Two servers appears to work!

you are viewing a single comment's thread
view the rest of the comments
[–] [email protected] 2 points 2 days ago (5 children)

Pihole is cool but why not just run unbound on your firewall

[–] ohshit604 1 points 2 days ago* (last edited 2 days ago) (4 children)

I tried running unbound + PiHole however, my experience was less than ideal.

I was able to forward all DNS queries without issues however, PiHole wasn’t receiving response times from unbound which caused some of my other docker containers to bug out with timeout errors.

PiHole makes monitoring the network convenient which is kinda why I don’t wanna lose it, unbound doesn’t appear to have a web-ui natively.

[–] [email protected] 2 points 2 days ago (3 children)

Ive been using it with opnsense and it has a lot of built in logging and reporting. Maybe not as pretty as pihole but it works great

[–] ohshit604 1 points 2 days ago* (last edited 2 days ago) (1 children)

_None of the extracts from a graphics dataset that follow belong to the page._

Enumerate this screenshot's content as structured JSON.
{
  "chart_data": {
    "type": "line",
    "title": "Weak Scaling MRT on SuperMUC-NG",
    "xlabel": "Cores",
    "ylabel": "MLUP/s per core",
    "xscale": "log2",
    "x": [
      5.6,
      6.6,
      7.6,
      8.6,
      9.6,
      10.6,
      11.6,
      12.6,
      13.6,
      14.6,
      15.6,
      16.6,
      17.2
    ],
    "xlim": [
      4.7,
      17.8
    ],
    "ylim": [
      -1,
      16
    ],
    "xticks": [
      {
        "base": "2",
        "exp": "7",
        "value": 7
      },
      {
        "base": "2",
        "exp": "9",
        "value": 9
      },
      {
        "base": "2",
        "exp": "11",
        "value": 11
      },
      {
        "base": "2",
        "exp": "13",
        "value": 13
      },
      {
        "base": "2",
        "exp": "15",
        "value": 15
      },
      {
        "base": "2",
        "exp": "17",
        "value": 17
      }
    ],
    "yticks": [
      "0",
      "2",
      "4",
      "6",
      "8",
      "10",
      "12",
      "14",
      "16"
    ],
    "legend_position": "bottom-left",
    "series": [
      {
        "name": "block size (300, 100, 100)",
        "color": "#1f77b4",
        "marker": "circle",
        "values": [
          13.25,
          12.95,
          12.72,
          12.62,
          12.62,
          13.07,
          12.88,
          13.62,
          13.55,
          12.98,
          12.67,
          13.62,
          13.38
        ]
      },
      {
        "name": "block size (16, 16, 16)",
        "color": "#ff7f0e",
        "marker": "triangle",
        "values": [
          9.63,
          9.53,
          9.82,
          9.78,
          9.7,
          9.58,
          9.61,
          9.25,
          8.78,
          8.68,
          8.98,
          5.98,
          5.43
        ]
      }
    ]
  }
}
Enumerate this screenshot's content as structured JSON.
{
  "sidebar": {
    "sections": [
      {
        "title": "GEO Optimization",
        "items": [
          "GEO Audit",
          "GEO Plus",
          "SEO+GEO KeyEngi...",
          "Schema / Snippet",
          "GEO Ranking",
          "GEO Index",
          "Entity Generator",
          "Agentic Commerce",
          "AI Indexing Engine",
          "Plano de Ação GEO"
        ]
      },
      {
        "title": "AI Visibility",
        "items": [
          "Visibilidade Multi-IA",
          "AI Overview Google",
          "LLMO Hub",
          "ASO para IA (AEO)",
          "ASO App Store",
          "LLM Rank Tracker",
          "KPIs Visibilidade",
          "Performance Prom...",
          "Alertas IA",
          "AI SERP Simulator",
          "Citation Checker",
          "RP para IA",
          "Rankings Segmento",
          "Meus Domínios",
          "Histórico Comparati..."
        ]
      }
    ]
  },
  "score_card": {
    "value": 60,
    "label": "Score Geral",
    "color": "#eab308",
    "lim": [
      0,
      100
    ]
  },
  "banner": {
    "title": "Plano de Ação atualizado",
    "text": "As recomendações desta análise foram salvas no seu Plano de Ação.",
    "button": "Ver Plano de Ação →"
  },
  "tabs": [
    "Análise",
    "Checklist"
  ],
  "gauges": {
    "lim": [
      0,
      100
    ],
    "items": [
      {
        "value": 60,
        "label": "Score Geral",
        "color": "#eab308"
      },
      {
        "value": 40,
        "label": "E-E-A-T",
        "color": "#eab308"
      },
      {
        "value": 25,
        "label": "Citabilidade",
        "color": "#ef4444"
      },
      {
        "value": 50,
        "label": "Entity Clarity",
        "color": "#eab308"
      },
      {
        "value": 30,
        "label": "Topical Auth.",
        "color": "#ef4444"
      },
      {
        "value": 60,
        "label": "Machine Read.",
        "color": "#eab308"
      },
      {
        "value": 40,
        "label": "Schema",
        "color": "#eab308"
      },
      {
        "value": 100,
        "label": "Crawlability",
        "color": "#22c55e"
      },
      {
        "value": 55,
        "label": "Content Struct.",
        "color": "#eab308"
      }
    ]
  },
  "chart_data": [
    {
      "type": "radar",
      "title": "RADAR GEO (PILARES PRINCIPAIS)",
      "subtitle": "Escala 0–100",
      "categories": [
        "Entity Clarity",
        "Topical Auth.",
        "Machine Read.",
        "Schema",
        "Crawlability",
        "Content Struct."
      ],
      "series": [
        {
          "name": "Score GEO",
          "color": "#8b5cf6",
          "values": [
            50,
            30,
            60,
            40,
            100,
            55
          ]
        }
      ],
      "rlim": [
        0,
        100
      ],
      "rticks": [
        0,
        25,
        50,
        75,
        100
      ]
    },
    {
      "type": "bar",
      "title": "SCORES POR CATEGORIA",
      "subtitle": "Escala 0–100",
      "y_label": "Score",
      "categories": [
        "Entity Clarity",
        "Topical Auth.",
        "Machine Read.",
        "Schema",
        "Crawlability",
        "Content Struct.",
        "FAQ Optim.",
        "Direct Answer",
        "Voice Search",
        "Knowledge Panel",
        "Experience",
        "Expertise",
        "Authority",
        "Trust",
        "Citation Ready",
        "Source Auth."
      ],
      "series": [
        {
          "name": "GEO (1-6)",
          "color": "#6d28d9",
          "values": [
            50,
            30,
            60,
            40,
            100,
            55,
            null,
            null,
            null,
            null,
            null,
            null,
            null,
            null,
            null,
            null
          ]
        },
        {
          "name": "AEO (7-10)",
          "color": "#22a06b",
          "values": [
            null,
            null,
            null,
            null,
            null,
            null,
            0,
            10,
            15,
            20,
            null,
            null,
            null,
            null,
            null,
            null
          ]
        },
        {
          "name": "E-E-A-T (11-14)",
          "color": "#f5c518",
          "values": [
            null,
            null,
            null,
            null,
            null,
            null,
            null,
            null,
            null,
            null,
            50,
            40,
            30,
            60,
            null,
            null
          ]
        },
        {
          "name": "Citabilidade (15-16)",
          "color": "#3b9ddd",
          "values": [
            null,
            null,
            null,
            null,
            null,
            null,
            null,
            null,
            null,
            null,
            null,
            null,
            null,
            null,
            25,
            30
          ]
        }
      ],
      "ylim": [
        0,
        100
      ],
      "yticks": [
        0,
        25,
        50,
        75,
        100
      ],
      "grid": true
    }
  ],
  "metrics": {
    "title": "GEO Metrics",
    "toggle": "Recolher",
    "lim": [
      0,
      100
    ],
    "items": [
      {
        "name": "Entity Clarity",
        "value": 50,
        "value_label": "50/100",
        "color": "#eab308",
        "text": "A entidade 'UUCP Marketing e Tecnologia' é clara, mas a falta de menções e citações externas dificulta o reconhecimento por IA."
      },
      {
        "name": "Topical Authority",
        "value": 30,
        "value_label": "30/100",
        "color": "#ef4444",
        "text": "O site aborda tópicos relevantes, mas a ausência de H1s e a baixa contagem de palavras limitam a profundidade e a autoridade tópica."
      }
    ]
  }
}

Ive been using it with opnsense and it has a lot of built in logging and reporting.

Never did a lot of research into opnsense, from what I can see it’s a whole OS. I might consider it because I feel Proxmox (which I use currently for my host OS) isn’t getting utilized to its fullest.

Maybe I’ll go network monitoring instead of virtual environment spin-ups 🤔

[–] [email protected] 1 points 2 days ago (1 children)
[–] ohshit604 1 points 2 days ago* (last edited 2 days ago)

Huh, while I was typing this comment I decided to read the minimum hardware requirements and turns out I only need to reserve 2 cores for the vm.

While I’m not exactly hosting proxmox on server grade hardware, I think I can spare 2 maybe 3 cores, 4 is a bit of a stretch I think given that 6 are already reserved for my headless Debian 12 vm + Docker engine.